Opstelten schrijft vrijdag dat het arrest wat hem betreft geen gevolgen heeft voor het wetsvoorstel, dat momenteel voor plenaire behandeling bij de Tweede Kamer ligt. In het voorstel staat dat ook de kentekengegevens van onbekenden van de politie voor bepaalde tijd mogen worden opgeslagen. Vooralsnog gebeurt dat alleen bij voortvluchtigen en veroordeelden. Hun kentekens worden vier weken lang opgeslagen, om de politie 'doelgerichter' te laten werken.
Opstelten zegt dat het arrest geen gevolgen heeft voor het wetsvoorstel, omdat het volgens hem in de eerste plaats om andere gegevens gaat.

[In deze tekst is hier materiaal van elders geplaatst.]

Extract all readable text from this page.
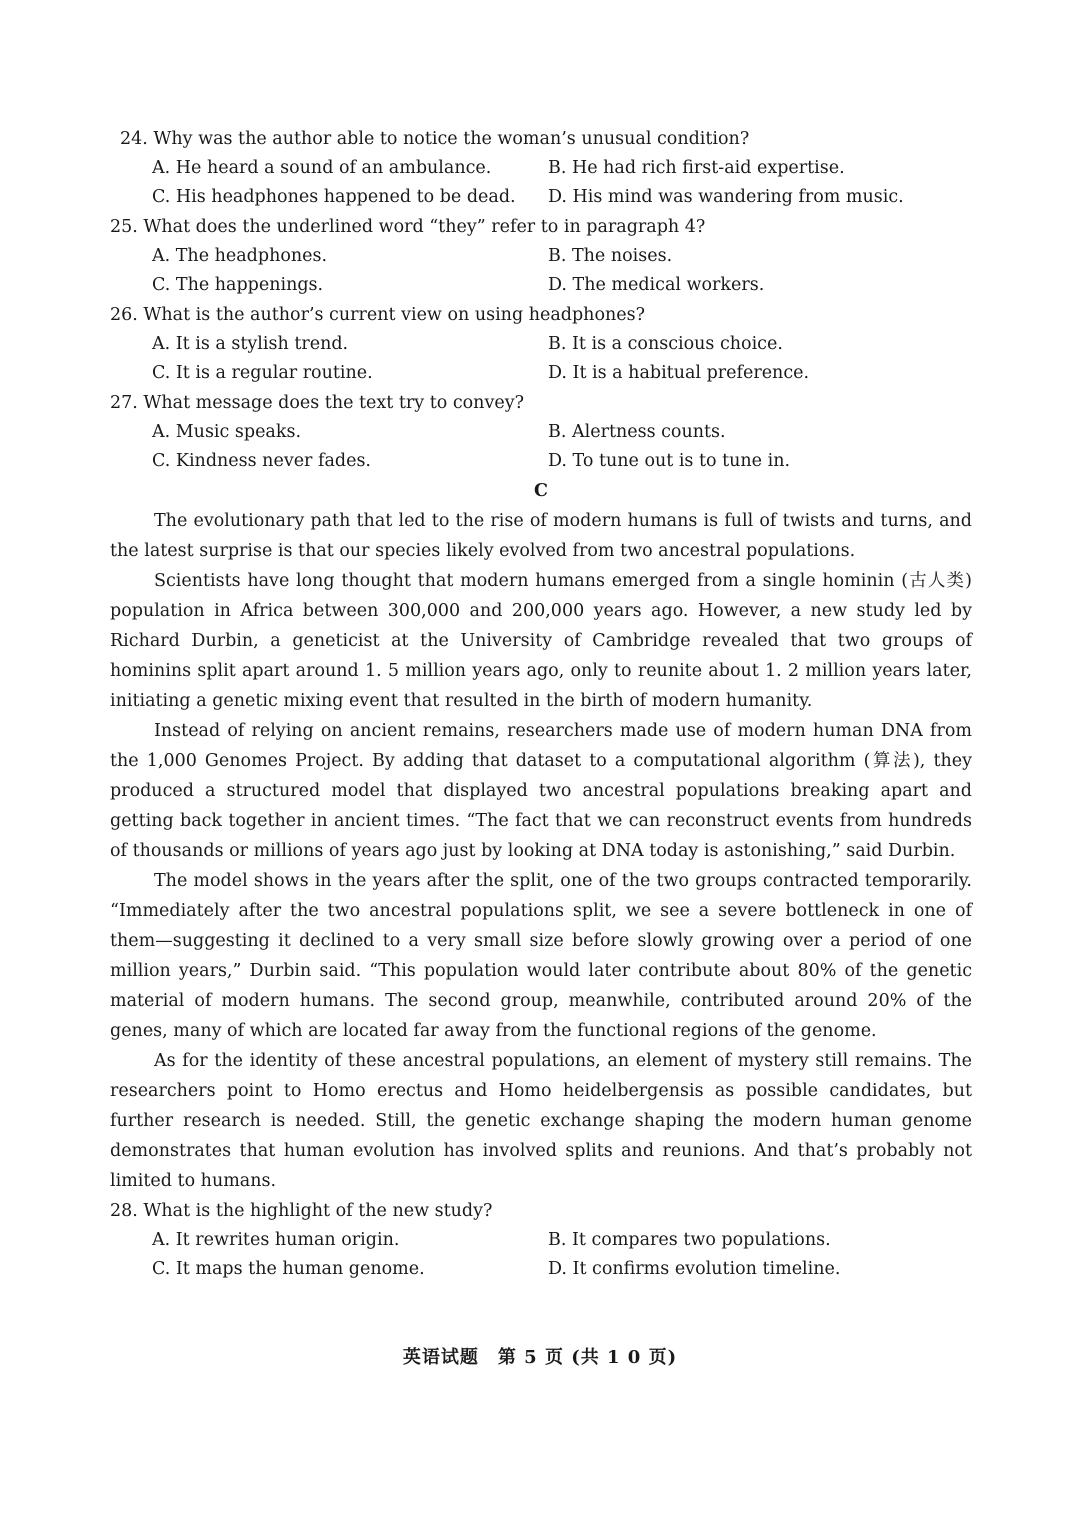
24. Why was the author able to notice the woman’s unusual condition?
A. He heard a sound of an ambulance.	B. He had rich first-aid expertise.
C. His headphones happened to be dead.	D. His mind was wandering from music.
25. What does the underlined word “they” refer to in paragraph 4?
A. The headphones.	B. The noises.
C. The happenings.	D. The medical workers.
26. What is the author’s current view on using headphones?
A. It is a stylish trend.	B. It is a conscious choice.
C. It is a regular routine.	D. It is a habitual preference.
27. What message does the text try to convey?
A. Music speaks.	B. Alertness counts.
C. Kindness never fades.	D. To tune out is to tune in.
C

The evolutionary path that led to the rise of modern humans is full of twists and turns, and the latest surprise is that our species likely evolved from two ancestral populations.

Scientists have long thought that modern humans emerged from a single hominin (古人类) population in Africa between 300,000 and 200,000 years ago. However, a new study led by Richard Durbin, a geneticist at the University of Cambridge revealed that two groups of hominins split apart around 1. 5 million years ago, only to reunite about 1. 2 million years later, initiating a genetic mixing event that resulted in the birth of modern humanity.

Instead of relying on ancient remains, researchers made use of modern human DNA from the 1,000 Genomes Project. By adding that dataset to a computational algorithm (算法), they produced a structured model that displayed two ancestral populations breaking apart and getting back together in ancient times. “The fact that we can reconstruct events from hundreds of thousands or millions of years ago just by looking at DNA today is astonishing,” said Durbin.

The model shows in the years after the split, one of the two groups contracted temporarily. “Immediately after the two ancestral populations split, we see a severe bottleneck in one of them—suggesting it declined to a very small size before slowly growing over a period of one million years,” Durbin said. “This population would later contribute about 80% of the genetic material of modern humans. The second group, meanwhile, contributed around 20% of the genes, many of which are located far away from the functional regions of the genome.

As for the identity of these ancestral populations, an element of mystery still remains. The researchers point to Homo erectus and Homo heidelbergensis as possible candidates, but further research is needed. Still, the genetic exchange shaping the modern human genome demonstrates that human evolution has involved splits and reunions. And that’s probably not limited to humans.

28. What is the highlight of the new study?
A. It rewrites human origin.	B. It compares two populations.
C. It maps the human genome.	D. It confirms evolution timeline.
英语试题　第 5 页 (共 1 0 页)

De telecommunicatiegegevens kunnen in tegenstelling tot kentekengegevens een 'omvattend beeld' van het gedrag van burgers in kaart brengen, zoals waar ze zijn en met wie ze contact hebben.
“De kentekengegevens geven uitsluitend inzicht in de locatie waar een kenteken van een voertuig op een bepaalde datum en tijdstip door een camera is geregistreerd. Het gaat dus om andersoortige gegevens. Op basis van de bewaarde kentekengegevens kan weliswaar inzicht worden verkregen in de locatie van een voertuig op bepaalde data of tijdstippen, maar wordt geen inzicht verkregen in de identiteit van de bestuurder en in betrekkingen tussen personen. Hier komt bij dat de kentekengegevens in de openbare ruimte worden verzameld.”
Daarnaast geeft Opstelten aan dat de voorgestelde bewaartermijn van vier weken voor kentekengegevens 'aanzienlijk korter' is dan de Europese Richtlijn, die een bewaartermijn van ten hoogste twee jaar voor telecommunicatiegegevens toestond. Tenslotte kan niet iedereen bij die gegevens komen; alleen een opsporingsambtenaar mag daarvan gebruik maken, benadrukt de minister.